Frank McCourt is in the midst of well-publicized divorce and struggling with allegations of team mismanagement as details of a lavish lifestyle he allegedly shared with his ex-wife are revealed.
Ownership of the Dodgers is still at the heart of the divorce settlement. Jamie McCourt believes that the best course for the team is to find a new owner.
Frank McCourt is guarding hope that he can broker a deal with FOX that could bring in a reported $3 billion.
In a letter to MLB Commissioner Bud Selig, about 20 church leaders said they're troubled by the, "rancor, media attacks and lack of equity that has been afforded to the Los Angeles Dodgers and Frank McCourt as they seek to provide financial stability."
Selig recently ordered the organization to take over daily operations of the Dodgers due to the team's rocky finances.

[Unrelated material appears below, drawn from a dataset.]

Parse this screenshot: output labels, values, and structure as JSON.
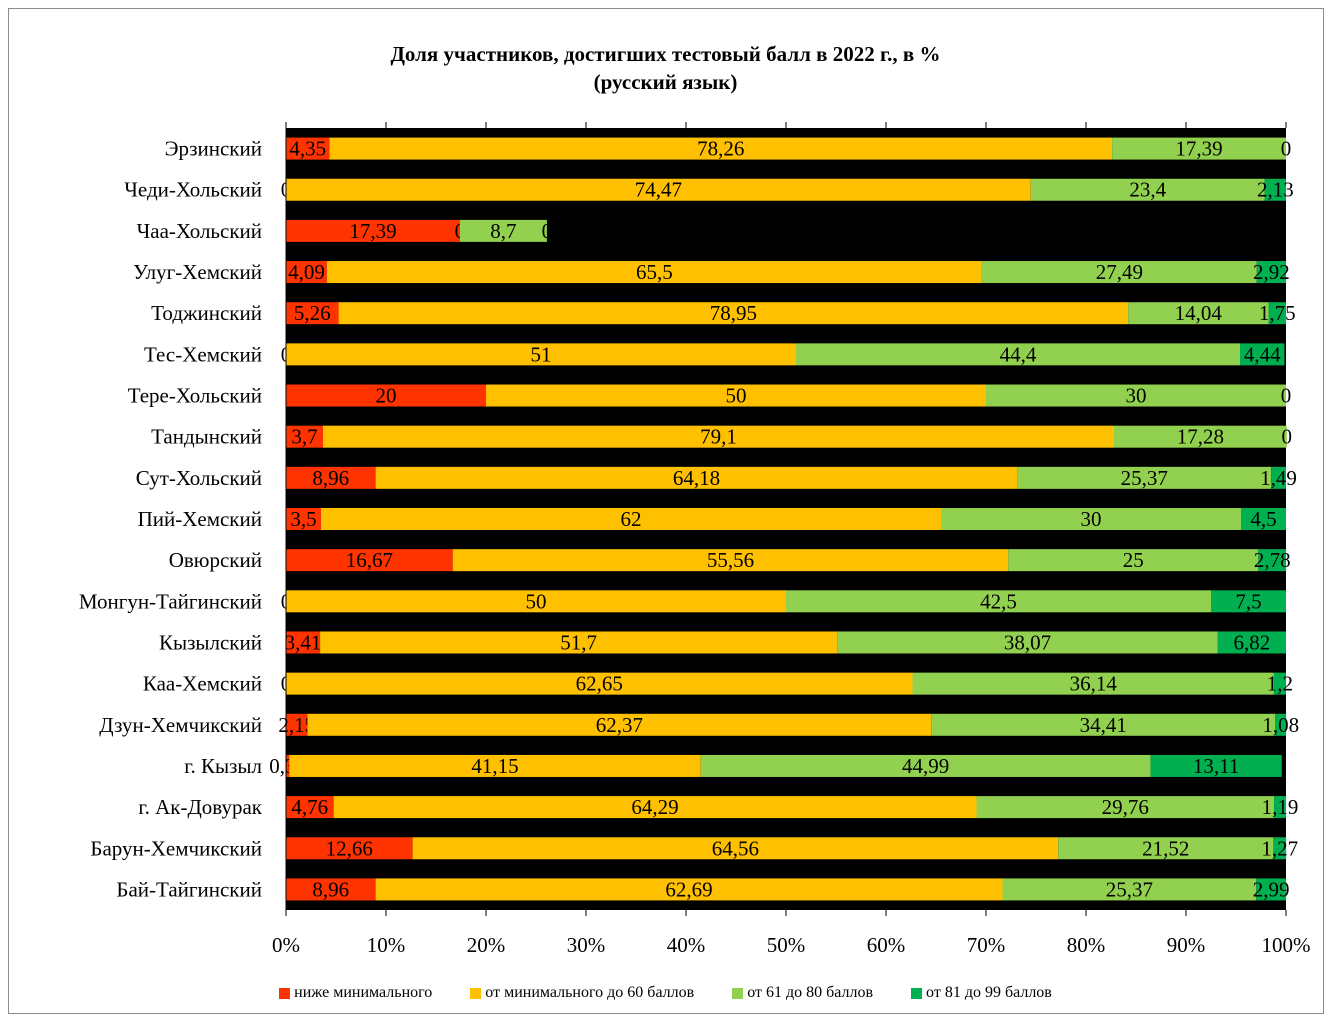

Hunter said Selig should "approve the television deal that Mr. McCourt and the Dodgers have negotiated with Fox, which would then alleviate all of the anxiety about meeting payroll and certainly put the franchise on extremely solid financial ground."
According to Hunter, McCourt met with the church leaders and explained the Dodgers' financial standing and plans for the future. The group says they are now convinced McCourt's exit would worsen an already tough local economy and sour community morale.
The letter to Selig says that the Dodgers have a legacy in MLB and in the "struggle of African Americans during an era of segregation," noting that Jackie Robinson, the first black man to play in the MLB, played for the Dodgers. Calling Frank McCourt a man of "courage and integrity with a sense of purpose," church leaders urged Selig to stand by him.
"We are confident that though he may have fallen down somewhat, he has the courage of his convictions to rise back up again and continue the strong legacy of the Los Angeles Dodgers," leaders said in the letter.
Dodgers spokesman Josh Rawitch said Frank McCourt received a copy of the letter, "but beyond that, he and the team will decline comment." Frank McCourt's spokesman Steven Sugerman said he had no comment about the letter.